Banks keep taking risks on offshore market funding: Fitch

global financial crisis director

2 February 2011
| By Ashleigh McIntyre |

The Australian banking system’s reliance on wholesale funding from offshore markets remains a key risk to its stability in 2011, according to a new report.

The Fitch Ratings report on Australia’s big four banks found that while they appear well positioned for the year ahead, their reliance on continued access to offshore markets for funding could prove risky in the short to medium term.

Fitch’s Financial Institutions group director, Tim Roche, said that the main reason Australian banks retained access to wholesale funding markets during the global financial crisis (GFC) was their asset quality.

“Nevertheless, the banks remain reliant on offshore wholesale markets, reinforcing the importance of maintaining strong balance sheets to ensure continued access,” he said.

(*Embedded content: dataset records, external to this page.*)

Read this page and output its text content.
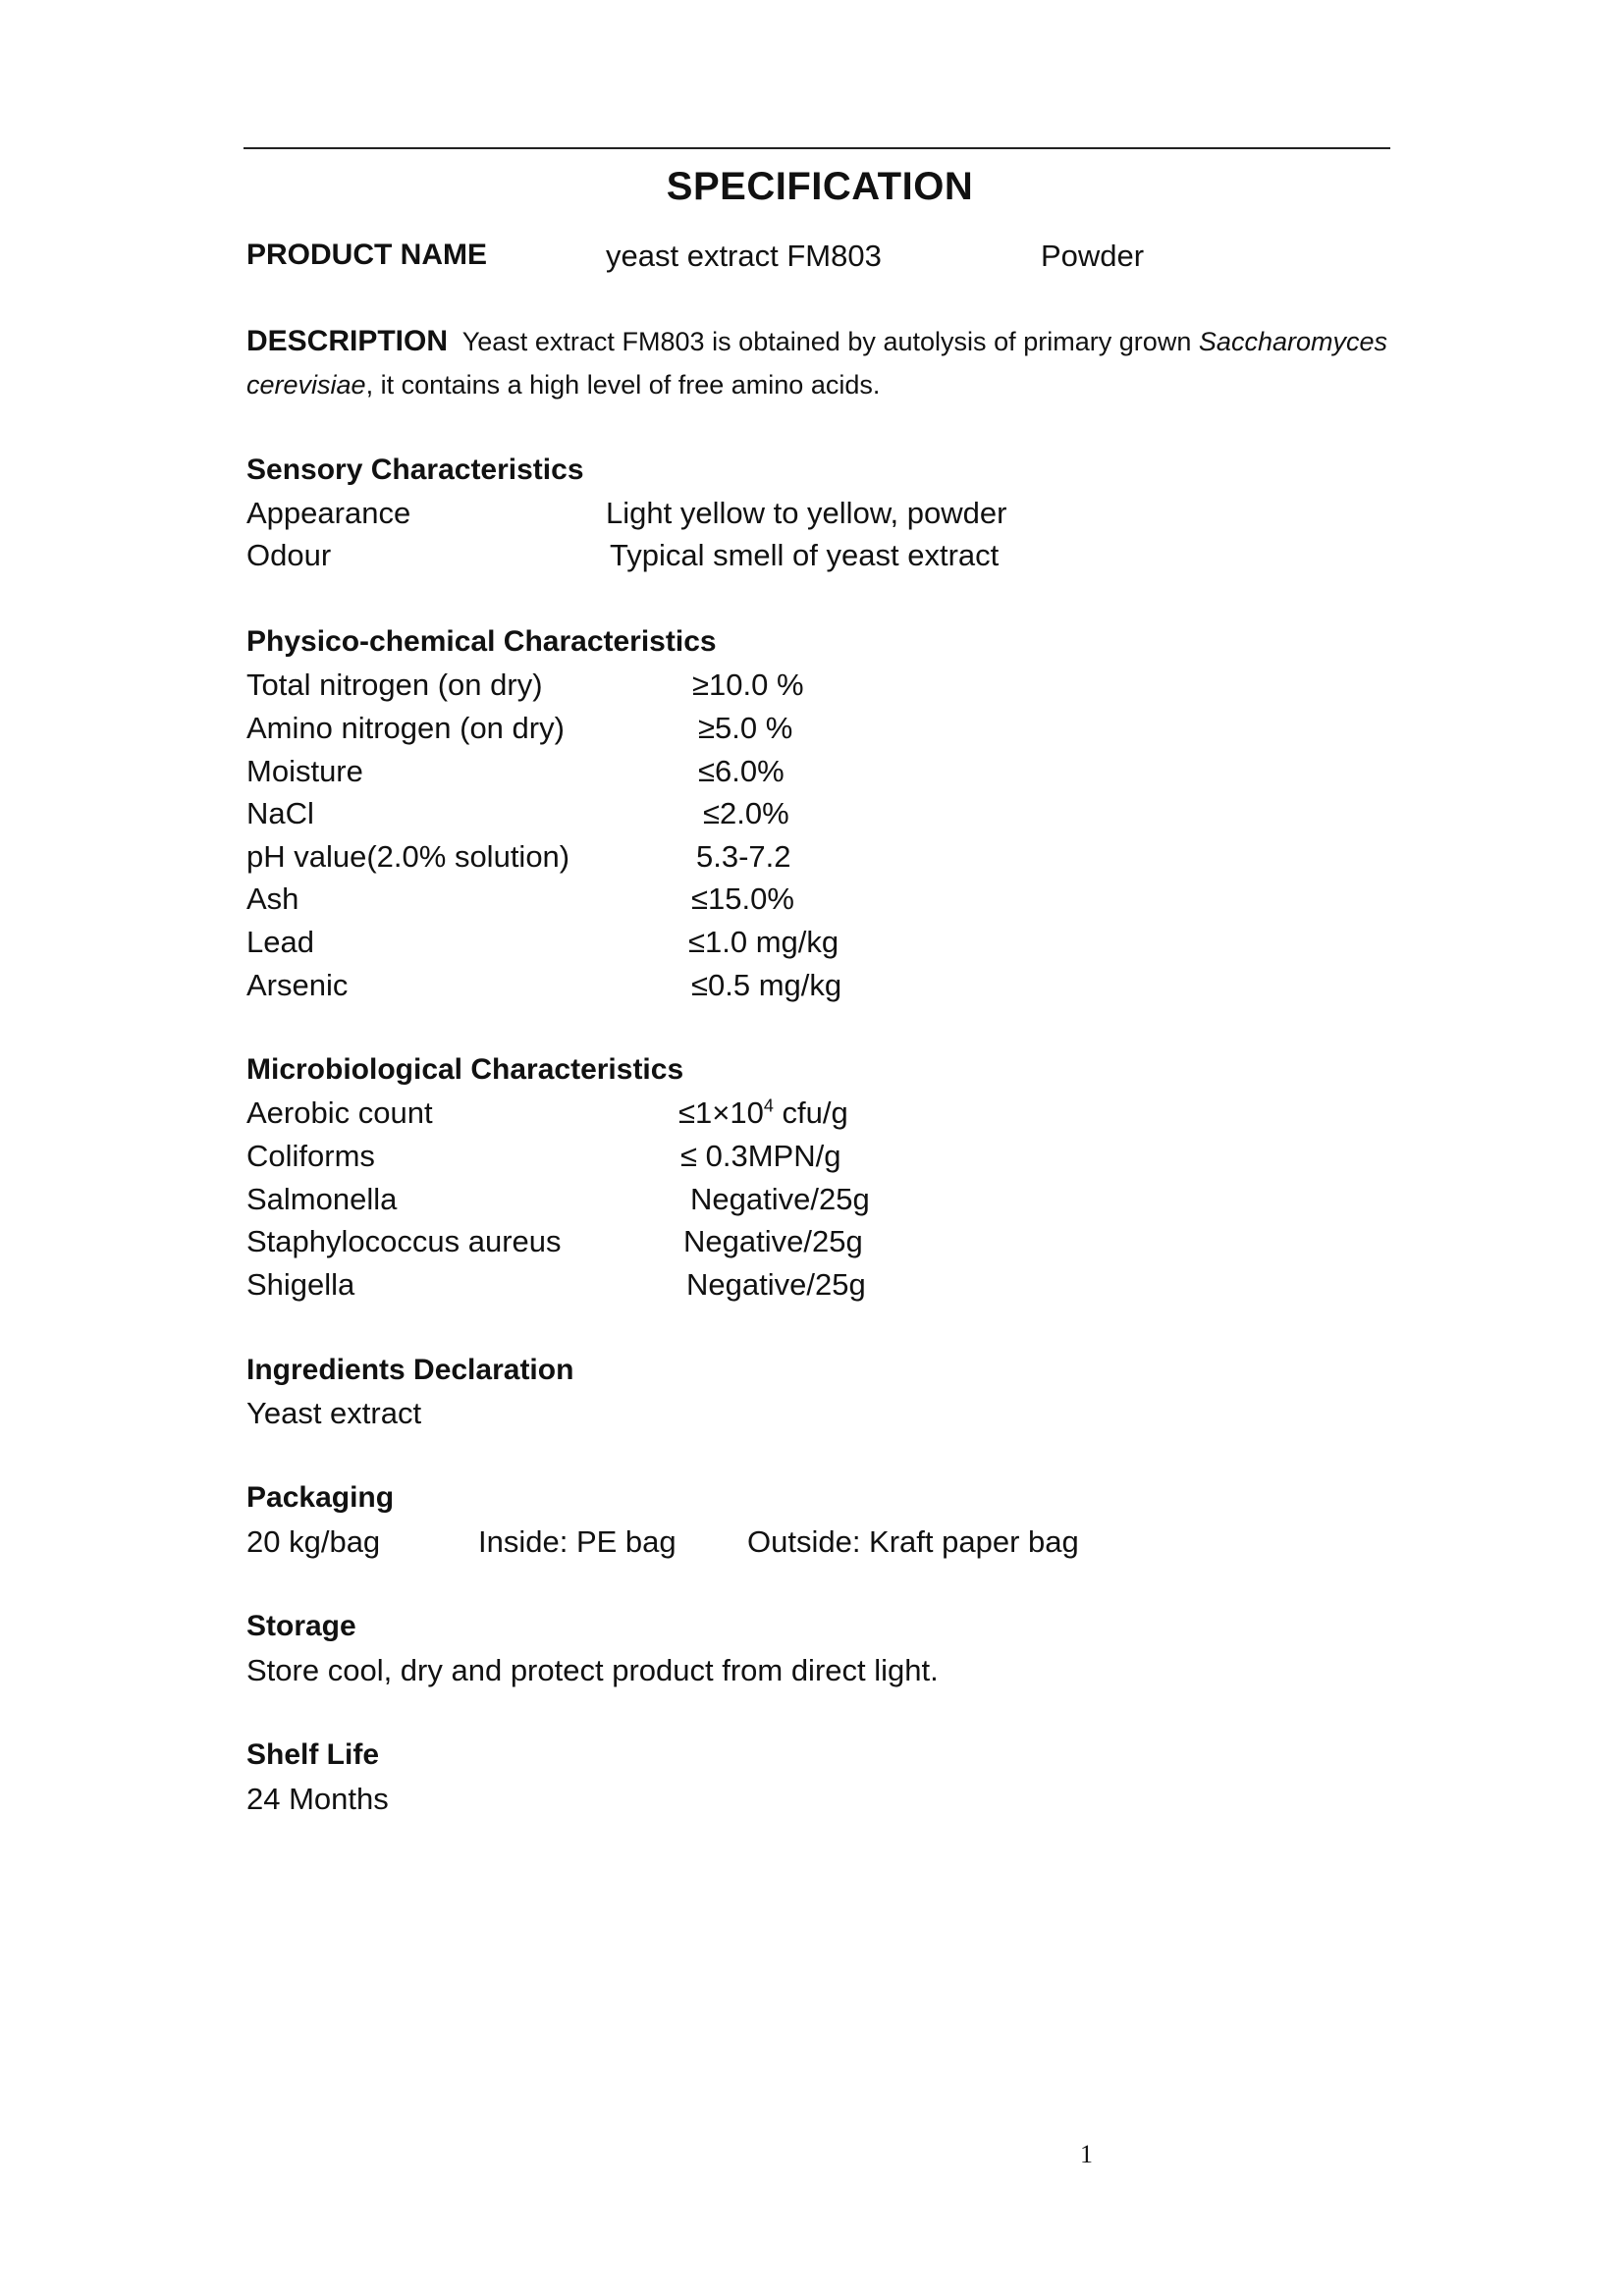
SPECIFICATION
PRODUCT NAME	yeast extract FM803	Powder
DESCRIPTION Yeast extract FM803 is obtained by autolysis of primary grown Saccharomyces cerevisiae, it contains a high level of free amino acids.
Sensory Characteristics
Appearance	Light yellow to yellow, powder
Odour	Typical smell of yeast extract
Physico-chemical Characteristics
Total nitrogen (on dry)	≥10.0 %
Amino nitrogen (on dry)	≥5.0 %
Moisture	≤6.0%
NaCl	≤2.0%
pH value(2.0% solution)	5.3-7.2
Ash	≤15.0%
Lead	≤1.0 mg/kg
Arsenic	≤0.5 mg/kg
Microbiological Characteristics
Aerobic count	$\le 1\times 10^4$ cfu/g
Coliforms	≤ 0.3MPN/g
Salmonella	Negative/25g
Staphylococcus aureus	Negative/25g
Shigella	Negative/25g
Ingredients Declaration
Yeast extract
Packaging
20 kg/bag	Inside: PE bag Outside: Kraft paper bag
Storage
Store cool, dry and protect product from direct light.
Shelf Life
24 Months
1
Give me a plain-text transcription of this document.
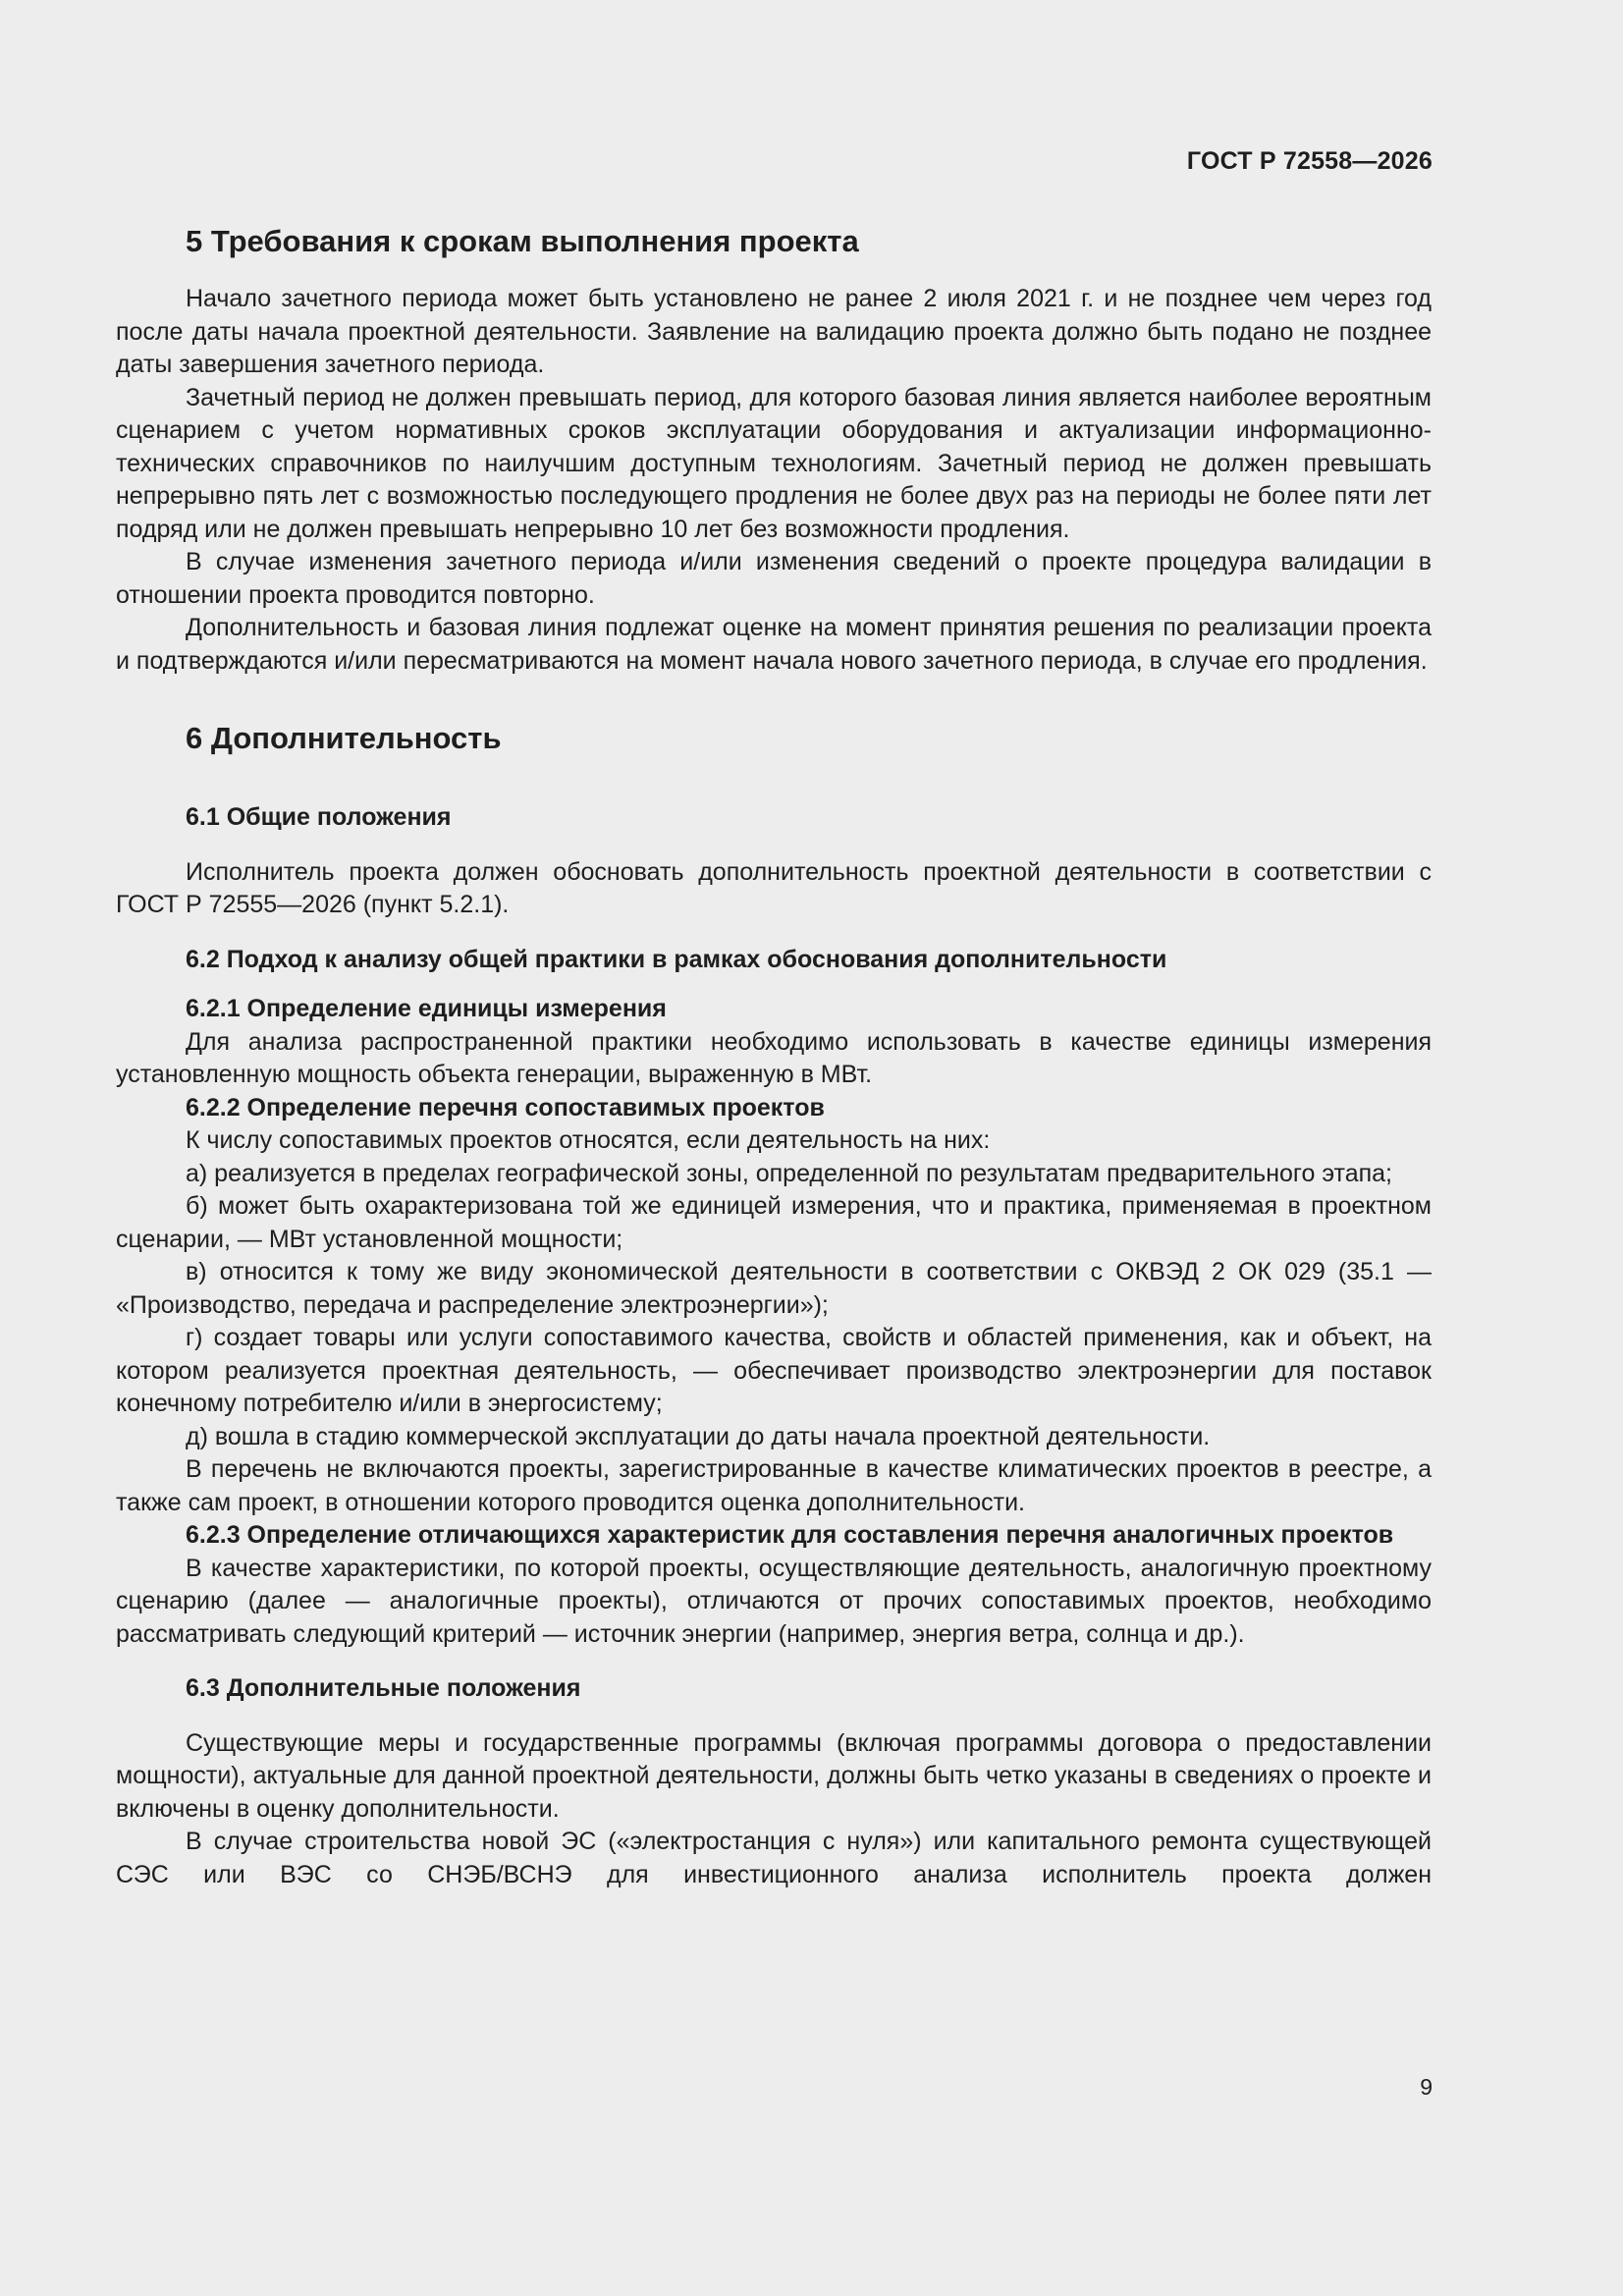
ГОСТ Р 72558—2026
5 Требования к срокам выполнения проекта

Начало зачетного периода может быть установлено не ранее 2 июля 2021 г. и не позднее чем через год после даты начала проектной деятельности. Заявление на валидацию проекта должно быть подано не позднее даты завершения зачетного периода.

Зачетный период не должен превышать период, для которого базовая линия является наиболее вероятным сценарием с учетом нормативных сроков эксплуатации оборудования и актуализации информационно-технических справочников по наилучшим доступным технологиям. Зачетный период не должен превышать непрерывно пять лет с возможностью последующего продления не более двух раз на периоды не более пяти лет подряд или не должен превышать непрерывно 10 лет без возможности продления.

В случае изменения зачетного периода и/или изменения сведений о проекте процедура валидации в отношении проекта проводится повторно.

Дополнительность и базовая линия подлежат оценке на момент принятия решения по реализации проекта и подтверждаются и/или пересматриваются на момент начала нового зачетного периода, в случае его продления.

6 Дополнительность
6.1 Общие положения

Исполнитель проекта должен обосновать дополнительность проектной деятельности в соответствии с ГОСТ Р 72555—2026 (пункт 5.2.1).

6.2 Подход к анализу общей практики в рамках обоснования дополнительности
6.2.1 Определение единицы измерения

Для анализа распространенной практики необходимо использовать в качестве единицы измерения установленную мощность объекта генерации, выраженную в МВт.

6.2.2 Определение перечня сопоставимых проектов

К числу сопоставимых проектов относятся, если деятельность на них:

а) реализуется в пределах географической зоны, определенной по результатам предварительного этапа;

б) может быть охарактеризована той же единицей измерения, что и практика, применяемая в проектном сценарии, — МВт установленной мощности;

в) относится к тому же виду экономической деятельности в соответствии с ОКВЭД 2 ОК 029 (35.1 — «Производство, передача и распределение электроэнергии»);

г) создает товары или услуги сопоставимого качества, свойств и областей применения, как и объект, на котором реализуется проектная деятельность, — обеспечивает производство электроэнергии для поставок конечному потребителю и/или в энергосистему;

д) вошла в стадию коммерческой эксплуатации до даты начала проектной деятельности.

В перечень не включаются проекты, зарегистрированные в качестве климатических проектов в реестре, а также сам проект, в отношении которого проводится оценка дополнительности.

6.2.3 Определение отличающихся характеристик для составления перечня аналогичных проектов

В качестве характеристики, по которой проекты, осуществляющие деятельность, аналогичную проектному сценарию (далее — аналогичные проекты), отличаются от прочих сопоставимых проектов, необходимо рассматривать следующий критерий — источник энергии (например, энергия ветра, солнца и др.).

6.3 Дополнительные положения

Существующие меры и государственные программы (включая программы договора о предоставлении мощности), актуальные для данной проектной деятельности, должны быть четко указаны в сведениях о проекте и включены в оценку дополнительности.

В случае строительства новой ЭС («электростанция с нуля») или капитального ремонта существующей СЭС или ВЭС со СНЭБ/ВСНЭ для инвестиционного анализа исполнитель проекта должен

9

To address this reliance, the report noted that Australian banks had increased their focus on deposit-gathering, reduced reliance on short-term wholesale funding, increased duration in long-term wholesale portfolios and further diversified those portfolios.

Banks have also strengthened their capital and liquidity positions, both in response to the GFC and in the anticipation of the implementation of the Basel III liquidity changes.

Despite improved performance during 2010 largely due to significant reductions in impairment charges, the report found that in 2011 operating profit growth was likely to moderate due to subdued system credit growth.